At 648 pages, The g Factor was an extraordinary work of science, and Praeger priced it at a relatively affordable $39.95. It was a magisterial investigation of the nature of intelligence, the extent to which it is under genetic control, and its uneven distribution between individuals and groups. After I reviewed it, I was greatly flattered when Jensen told me it was the best summary of the book anyone had written, and that he was making copies to send to associates and friends.
However, he said the review contained an important error: I had written that when blacks and whites are matched for brain size they have the same IQ, but that was a mistake. He explained that when blacks and whites are matched for IQ they have the same brain size, but the relationship does not run the other way. There are other aspects of the brain besides size — neurofunction, brain metabolism, etc. — that influence intelligence, and the races appear to differ in these as well. Therefore, for blacks to match whites in IQ, equivalent brain size is a necessary but not a sufficient condition. I had always heard that Jensen prized accuracy.
Jensen won admiration for his research and analysis, but he was loved for his character. Always the gentleman, always the scientist, he never ran from controversy but he never sought it. In 2003, in cooperation with Phillipe Rushton and Linda Gottfredson, Jensen’s Danish colleague Helmuth Nyborg published The Scientific Study of General Intelligence: Tribute to Arthur R. Jensen. This was a 642-page collection of articles that were both tributes to a great scientist and major contributions to the field.
Many authors noted that Jensen’s true love was data. As Professor Nyborg wrote, “If Art is loyal to data he is entirely unfaithful to theory,” noting that Jensen would readily sacrifice his own theories if the data did not support them. “Give Art a proper analysis and good data,” he wrote, “and his mind will follow, entirely independently of his previous views,” adding, “that is far more than one can say for most of his critics!”

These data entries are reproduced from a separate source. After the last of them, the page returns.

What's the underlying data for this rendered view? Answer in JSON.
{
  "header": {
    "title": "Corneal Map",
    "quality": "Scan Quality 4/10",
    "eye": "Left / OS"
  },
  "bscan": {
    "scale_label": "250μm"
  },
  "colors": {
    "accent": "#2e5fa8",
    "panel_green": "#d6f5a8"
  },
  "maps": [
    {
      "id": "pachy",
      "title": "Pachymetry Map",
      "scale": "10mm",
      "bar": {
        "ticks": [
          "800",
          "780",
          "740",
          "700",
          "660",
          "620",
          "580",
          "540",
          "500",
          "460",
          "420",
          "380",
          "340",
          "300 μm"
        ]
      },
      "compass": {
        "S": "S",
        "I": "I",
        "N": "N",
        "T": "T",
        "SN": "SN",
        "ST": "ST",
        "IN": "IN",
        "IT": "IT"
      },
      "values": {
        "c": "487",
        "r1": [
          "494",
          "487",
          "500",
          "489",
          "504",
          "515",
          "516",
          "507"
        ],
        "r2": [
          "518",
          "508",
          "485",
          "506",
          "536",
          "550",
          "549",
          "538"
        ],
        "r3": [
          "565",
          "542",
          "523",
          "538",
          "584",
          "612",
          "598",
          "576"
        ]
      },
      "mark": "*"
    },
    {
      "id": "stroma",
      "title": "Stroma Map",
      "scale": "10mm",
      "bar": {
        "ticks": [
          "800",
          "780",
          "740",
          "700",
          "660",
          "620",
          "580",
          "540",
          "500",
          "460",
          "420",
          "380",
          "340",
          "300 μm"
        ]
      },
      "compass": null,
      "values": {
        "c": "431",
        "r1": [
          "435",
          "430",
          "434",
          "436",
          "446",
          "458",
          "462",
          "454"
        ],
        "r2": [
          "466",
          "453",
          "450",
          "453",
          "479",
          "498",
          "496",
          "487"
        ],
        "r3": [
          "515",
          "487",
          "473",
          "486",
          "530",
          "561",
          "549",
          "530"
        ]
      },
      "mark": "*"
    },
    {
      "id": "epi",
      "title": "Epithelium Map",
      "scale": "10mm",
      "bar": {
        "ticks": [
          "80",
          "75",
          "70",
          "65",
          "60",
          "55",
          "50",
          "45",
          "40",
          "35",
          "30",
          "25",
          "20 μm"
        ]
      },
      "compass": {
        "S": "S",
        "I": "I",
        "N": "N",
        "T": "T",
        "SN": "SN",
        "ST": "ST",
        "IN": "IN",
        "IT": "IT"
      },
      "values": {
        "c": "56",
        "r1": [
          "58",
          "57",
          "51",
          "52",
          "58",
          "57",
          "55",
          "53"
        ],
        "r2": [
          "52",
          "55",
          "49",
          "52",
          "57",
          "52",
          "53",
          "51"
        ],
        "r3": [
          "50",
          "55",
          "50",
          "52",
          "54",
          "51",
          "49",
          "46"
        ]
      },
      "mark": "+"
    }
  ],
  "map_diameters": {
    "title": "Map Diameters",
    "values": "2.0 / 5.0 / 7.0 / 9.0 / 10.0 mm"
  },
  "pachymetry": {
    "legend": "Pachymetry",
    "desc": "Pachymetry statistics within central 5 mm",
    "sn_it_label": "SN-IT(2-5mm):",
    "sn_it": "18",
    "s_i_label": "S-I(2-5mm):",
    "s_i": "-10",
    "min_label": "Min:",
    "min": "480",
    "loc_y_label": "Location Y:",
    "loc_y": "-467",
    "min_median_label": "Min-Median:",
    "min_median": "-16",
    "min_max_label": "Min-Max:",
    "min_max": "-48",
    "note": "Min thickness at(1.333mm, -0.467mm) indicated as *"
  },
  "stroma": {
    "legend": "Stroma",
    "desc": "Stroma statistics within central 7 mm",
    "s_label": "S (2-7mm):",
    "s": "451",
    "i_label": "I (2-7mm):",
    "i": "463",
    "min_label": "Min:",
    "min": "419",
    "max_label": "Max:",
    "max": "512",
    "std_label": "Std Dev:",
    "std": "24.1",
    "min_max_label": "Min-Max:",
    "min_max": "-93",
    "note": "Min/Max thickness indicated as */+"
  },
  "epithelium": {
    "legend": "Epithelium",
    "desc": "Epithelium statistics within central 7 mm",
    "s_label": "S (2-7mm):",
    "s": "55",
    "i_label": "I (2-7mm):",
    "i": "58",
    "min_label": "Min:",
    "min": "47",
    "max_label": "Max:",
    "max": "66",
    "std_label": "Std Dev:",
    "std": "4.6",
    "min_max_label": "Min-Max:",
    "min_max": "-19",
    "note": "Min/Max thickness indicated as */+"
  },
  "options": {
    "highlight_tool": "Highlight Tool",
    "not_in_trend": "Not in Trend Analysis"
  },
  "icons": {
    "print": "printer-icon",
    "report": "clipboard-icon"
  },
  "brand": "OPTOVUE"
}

Thomas J. Bouchard, who directed the Minnesota Twin Study, has said Jensen’s scientific work is “intensive, detailed, exhaustive, fair-minded, temperate, and courageous.” Like all who knew him, Prof. Bouchard was deeply impressed by Jensen’s self possession: “For someone who has been attacked so vituperatively, both in public and in the published literature, I continue to be astounded at the lack of anger and hostility in his replies and the astuteness with which he dissects the arguments of his critics.”
Jensen’s former students added to the Nyborg collection with comments such as: “the finest examples of college teaching I have ever experienced,” “I cannot imagine a better mentor,” “he showed astonishing patience with his critics,” “the toughest reviewer around,” “his own thirst for knowledge is infectious.”
In 2005, together with Philippe Rushton, Jensen published what I think is the best short, academic summary of IQ research ever written: “Thirty Years of Research on Race Differences in Cognitive Ability.” By then, however, Jensen was suffering from Parkinson’s Disease. He continued to publish, but his output declined.
Arthur Jensen died on October 22. His family kept the event quiet, but the news has now leaked out. When a man of his stature dies, even an enemy establishment is compelled to take notice, and it will be edifying to read the flummery that is sure to appear. The major papers will certainly not admit it, but Arthur Jensen was a great scientist and a man of great dignity, even nobility. In a sane world, he would have been a serious contender for a Nobel Prize. That his death should follow so soon upon that of his eminent colleague and friend, Philippe Rushton, only compounds the terrible loss that science — and mankind — have suffered.